Hei ingat, yang namanya ibu itu selalu benar.

Jika Lee Jeha memecahkan gelas, Jung Jeha akan marah 7 hari 7 malam. Sedangkan jika Jung Jeha yang memecahkan gelas, dia akan mengomel dan menyalahkan orang satu rumah karena menaruh gelas sembarangan.

Ah, tapi bagaimana pun keluarga itu adalah keluarga yang hangat dan harmonis. Lee Jeha sedekat itu dengan orang tuanya hingga hubungan mereka seperti teman atau sahabat yang sangat akrab.

"Nggak mau sarapan dulu?" Tanya Jeno ketika anak gadisnya itu memakai sepatu di lantai bawah.

"Enggak, udah mepet, nanti makan di kantin aja deh pa," jawabnya tanpa menoleh.

Jeno hanya mengangguk, mengiyakan. Hingga tak selang berapa lama, sosok istrinya muncul sembari membawa tas kecil yang sepertinya berisi bekal makanan.

"Jangan jajan aneh-aneh, kamu baru sembuh dua hari lalu gara-gara minum es! Inget!"

Lee Jeha merotasikan bola matanya, menerima tas kecil berwarna pink tersebut dengan setengah hati. "Iyaa iyaa."

Memilih untuk tak berlama-lama karena Yangyang sudah menunggu cukup lama, gadis itu mencium pipi kedua orang tuanya dengan cepat, namun saat terakhir mencium Sang ibu, wanita itu segera menarik tubuhnya dan memeluknya kecil, kemudian berkata.

"Mama nggak mau liat kamu sakit lagi."


***


"Selamat pagi Manager Lee."

"Pagi Nona Kim," Jeno tersenyum manis hingga kedua matanya nyaris menghilang saat seorang wanita yang menjaga lobi di gedung itu menyapanya saat ia baru saja masuk melalui dua pintu kaca yang terbuka otomatis.

Masih ingat tidak? Perusahaan robot terbesar di dunia, di tahun 2050-an saat itu?

Iya, Phsynch.

Masih ingat siapa pemiliknya?

Sembari menunggu pintu lift terbuka, Jeno tersenyum-senyum sendirian sembari memandangi layar ponselnya. Lebih tepatnya memandang isi roomchat dengan Sang putri. Anak perempuannya itu baru saja mengirimkan satu foto selfie dengan wajah cemberutnya. Dia bilang kelasnya membosankan dan gadis itu mengantuk.

Jeno segera mengetikkan balasan pesan, menyuruh anak gadisnya untuk mencuci muka atau meminum air lemon yang dibawakan oleh Sang ibu. Hingga saat bunyi pintu lift terbuka menyadarkannya, pria itu mengantongi ponselnya dan segera berjalan keluar menuju ruang rapat.
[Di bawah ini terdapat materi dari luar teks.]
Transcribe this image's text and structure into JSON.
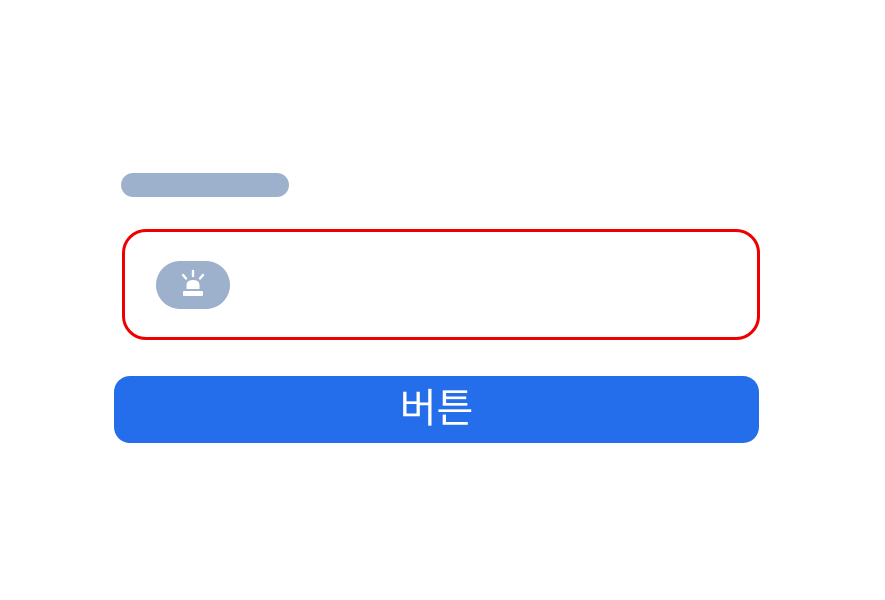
{
  "colors": {
    "placeholder": "#9db1cc",
    "alert_border": "#ee0000",
    "primary_button": "#246deb",
    "button_text": "#ffffff"
  },
  "alert": {
    "icon": "siren-icon"
  },
  "button": {
    "label": "버튼"
  }
}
Ada rapat penting 5 menit lagi, beruntung dia sampai tepat waktu. Entah, namun sepertinya rapat dadakan itu benar-benar sangat penting karena seharusnya hari ini dia libur.

"Jen! Ayo buruan!"

Pria bersetelan rapi itu tersentak ketika ada seseorang yang menepuk bahunya lumayan keras dari belakang. Salah satu rekannya, terlihat tergesa-gesa sembari berlari kecil, melihat itu, Jeno bergegas menyusulnya.

"Kenapa? Rapatnya masih 5 menit lagi," dia mau tak mau ikut berlari kecil.

"Presdir udah di ruangan! Nggak tau anjir ngapain dia dateng!"

"A-apa? Presdir?! K-kok ada Presdir?!"

"Mungkin rapatnya sepenting itu karena emang Presdir dateng! Nggak tau tapi yang lain bilang di grup kalo ada Presdir di ruang rapat! Gila! Moga aja gue gak dipecat! Ayo buruan!"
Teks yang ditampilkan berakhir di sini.